There are possibly other ways of preventing unneeded functions from being linked in (-ffunction-sections -fdata-sections and --gc-sections) but one function per file is probably most reliable.


  • I'm ignoring C++ name mangling here for the sake of simplicity
Gerhard

I also tried to split files in a function per file, but it had some drawbacks. Sometimes functions tend to get larger than they need to (you don't want to add a new .c file every time) unless you are diligent about refactoring your code (I am not).

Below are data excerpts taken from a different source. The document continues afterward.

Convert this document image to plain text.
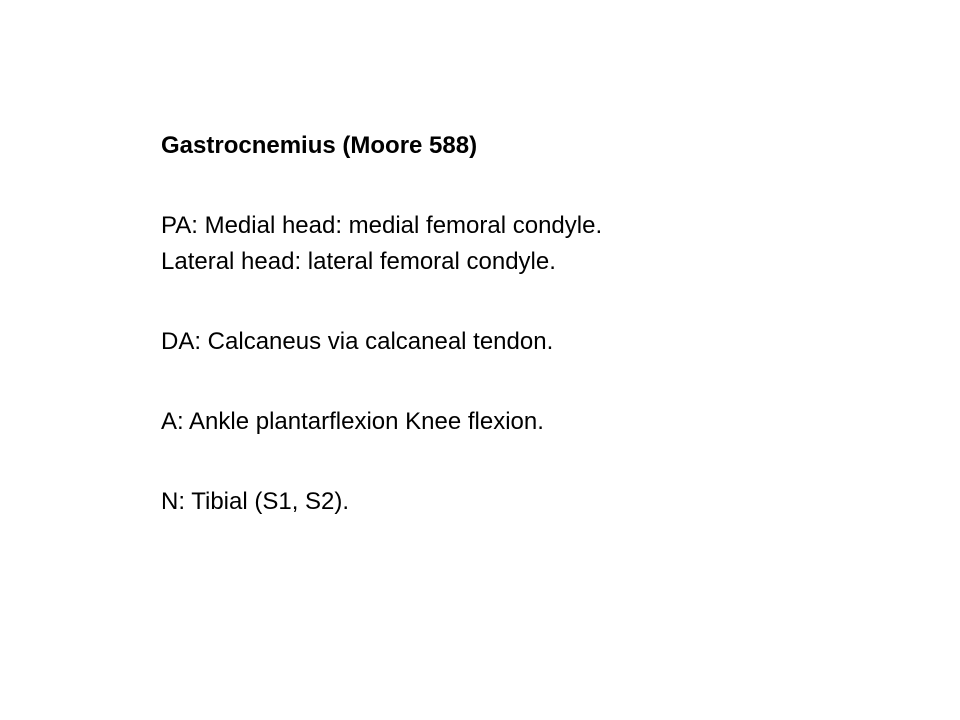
Gastrocnemius (Moore 588)

PA: Medial head: medial femoral condyle.

Lateral head: lateral femoral condyle.

DA: Calcaneus via calcaneal tendon.

A: Ankle plantarflexion Knee flexion.

N: Tibial (S1, S2).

Currently I put one to three functions in a .c file and group all the .c files for a functionality in a directory. For header files I have Funcionality.h and Subfunctionality.h so that I can include all the functions at once when needed or just a small utility function if the whole package is not needed.

Malkocoglu

For the header part, you should combine items into logical groupings and create your header files based on that. This seems and is very logical IMHO.

For the source part, you should put each function implementation in a separate source file (static functions are exceptions in this case). This may not seem logical at first, but remember, a compiler knows about the functions, but a linker knows only about the .o and .obj files and its exported symbols. This may change the size of the output file considerably, and this is a very important issue for embedded systems.

Checkout glibc or Visual C++ CRT source tree...

hacken

I can see some advantages to your approach, but there are several disadvantages:

  1. Including a package is nightmare. You can end up with 10-20 includes to get the functions you need. For example, imagine if STDIO or StdLib was implemented this way.

  2. Browsing the code will be a bit of pain, since in general it is easier to scroll through a file than to switch files. Obviously too big of file is hard, but even there with modern IDEs it is pretty easy to collapse the file down to what you need and a lot of them have function short cut lists.

  3. Make file maintenance is a pain.

  4. I am a huge fan of small functions and refactoring. When you add overhead (making a new file, adding it to source control,...) it encourages people to write longer functions where instead of breaking one function into three parts, you just make one big one.